Potential Kissell primary could muddle his support from DCCC
The Democratic Congressional Campaign Committee (DCCC) could soon be headed toward a familiar dilemma in North Carolina’s 8th district, where it has thrown support to a candidate who now faces a possible primary.
Democratic state Rep. Rick Glazier is mulling a primary bid against committee-supported Larry Kissell, who last November fell just 329 votes shy of knocking off Rep. Robin Hayes (R) in one of the most unexpected close calls of the election.
North Carolina Democratic Party Chairman Jerry Meek said Glazier is “seriously thinking about” a bid.
{mosads}“He will almost certainly not make a decision until toward the end of the legislative session, which will probably run another month or so,” Meek said. “He just has been focused on the legislature right now.”
The district is one of a number of the situations that the DCCC could be confronted with as it continues to reserve its right to get involved in primaries.
The committee has publicly provided heaping support — although not an official endorsement — to Kissell since he made it clear he would run again.
Thus far, he has been on the receiving end of lots of fundraising help. Former DCCC Chairman Rahm Emanuel (Ill.) and current Recruitment Chairman Artur Davis (Ala.) have made in-person appearances, and current committee chief Chris Van
Hollen (Md.) has held a conference call. The committee is also giving Kissell institutional support to get his campaign up and running.

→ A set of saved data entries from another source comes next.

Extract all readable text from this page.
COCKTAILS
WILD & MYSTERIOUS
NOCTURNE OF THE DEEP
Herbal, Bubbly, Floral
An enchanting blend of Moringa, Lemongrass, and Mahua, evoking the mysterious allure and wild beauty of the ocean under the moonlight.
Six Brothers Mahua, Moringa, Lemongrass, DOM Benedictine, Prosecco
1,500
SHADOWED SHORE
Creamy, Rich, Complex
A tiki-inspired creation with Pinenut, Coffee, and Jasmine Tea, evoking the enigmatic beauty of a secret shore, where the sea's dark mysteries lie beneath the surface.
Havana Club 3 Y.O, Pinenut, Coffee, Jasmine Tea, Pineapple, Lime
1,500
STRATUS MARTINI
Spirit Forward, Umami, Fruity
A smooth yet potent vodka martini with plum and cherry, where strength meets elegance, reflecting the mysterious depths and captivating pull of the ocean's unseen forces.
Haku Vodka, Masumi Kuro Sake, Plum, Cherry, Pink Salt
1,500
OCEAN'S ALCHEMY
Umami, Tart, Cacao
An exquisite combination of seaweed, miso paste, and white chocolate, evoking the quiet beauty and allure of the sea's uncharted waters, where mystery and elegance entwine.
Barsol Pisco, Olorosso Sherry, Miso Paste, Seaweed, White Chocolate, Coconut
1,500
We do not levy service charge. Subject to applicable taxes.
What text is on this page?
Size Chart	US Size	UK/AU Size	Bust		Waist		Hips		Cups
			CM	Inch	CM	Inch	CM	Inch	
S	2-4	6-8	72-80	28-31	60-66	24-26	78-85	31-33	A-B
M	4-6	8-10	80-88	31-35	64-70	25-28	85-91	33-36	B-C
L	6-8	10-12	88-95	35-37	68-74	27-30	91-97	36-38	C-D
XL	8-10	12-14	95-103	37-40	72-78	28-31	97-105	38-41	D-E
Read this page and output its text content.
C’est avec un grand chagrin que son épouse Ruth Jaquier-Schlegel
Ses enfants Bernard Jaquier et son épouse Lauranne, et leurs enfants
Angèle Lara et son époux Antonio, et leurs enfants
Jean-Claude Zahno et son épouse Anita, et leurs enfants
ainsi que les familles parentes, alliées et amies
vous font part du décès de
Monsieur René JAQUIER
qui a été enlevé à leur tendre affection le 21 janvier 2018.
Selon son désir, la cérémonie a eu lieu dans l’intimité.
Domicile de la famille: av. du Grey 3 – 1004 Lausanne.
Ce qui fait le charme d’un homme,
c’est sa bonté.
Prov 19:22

The committee reasoned that if someone else were interested in the race, he or she would have made it known by now, according to a committee source. Glazier’s name hasn’t gone public yet.
Regardless, the DCCC is sticking by Kissell. It is discounting Glazier’s potential candidacy because it doesn’t consider him a strong challenger, given Kissell’s showing and the dynamics of the district, according to another committee source. It also doesn’t see him gaining the support necessary with Kissell out front.
The committee has been down this road before, and in the same district, no less. In the 2006 cycle, the DCCC began supporting Tim Dunn, one of many Iraq war veterans running for Congress, only to see him drop out of the primary and make way for Kissell.
It was one of several races in which the DCCC threw support to candidates facing primaries who didn’t make it into the final election. In fact, several Democratic freshmen who were not the committee’s top choices as candidates in 2006 went on to win their seats anyway.
Two of them — Reps. Jerry McNerney (D-Calif.) and Carol Shea-Porter (D-N.H.) — defeated officially endorsed candidates. Dunn was not endorsed but had campaign donations directed to him before backing out of the race.
Democrats now say they shouldn’t have given up on the race when Dunn backed out, and they have made it known they are trying to atone for it by supporting Kissell early and often.
While they have backed repeat candidates like Kissell and Democrat Charlie Brown in California’s 4th district, they have stayed out of races in which another Democrat is challenging their near-miss candidate from 2006.
Democrats Victoria Wulsin, who narrowly lost to Rep. Jean Schmidt (R-Ohio), and Dan Seals, who held Rep. Mark Kirk (R-Ill.) to less than 54 percent, both have primary opponents in their repeat bids — the reason cited by the committee for not supporting them yet despite strong showings in 2006.
But, as in the last cycle, the DCCC isn’t ruling out getting involved in primaries, including Wulsin’s and Seals’s.
For now, though, “there is no Democratic primary in North Carolina’s 8th district,” committee spokeswoman Kyra Jennings said. “The DCCC thinks Larry Kissell is an excellent candidate. Kissell came within 329 votes last year because he connects with North Carolina voters and has the energy, the compassion, and the support needed to win in 2008.”
In fact, the committee actually turned its back on one top repeat challenger in the last cycle. Even though Democrat Christine Cegelis held longtime Rep. Henry Hyde (R-Ill.) to a surprisingly low margin in 2004, the committee chose in 2006 to back Iraq veteran Tammy Duckworth over Cegelis in an open-seat race.
The National Republican Congressional Committee, by contrast, has said it will not dabble in primaries.
Glazier weighed a bid last cycle but decided not to run in late 2005, before Kissell entered the race.
He is an employment and labor law attorney who teaches at Campbell University’s law school. He has also taught at North Carolina State University and served on a local school board.
Meek said that the state party would stay neutral but acknowledged a desire for a united Democratic front.
“The reality is that, for a lot of people, Larry Kissell is very much the sentimental favorite,” Meek said. “There is an appreciation for the fact that it would be a very difficult primary.”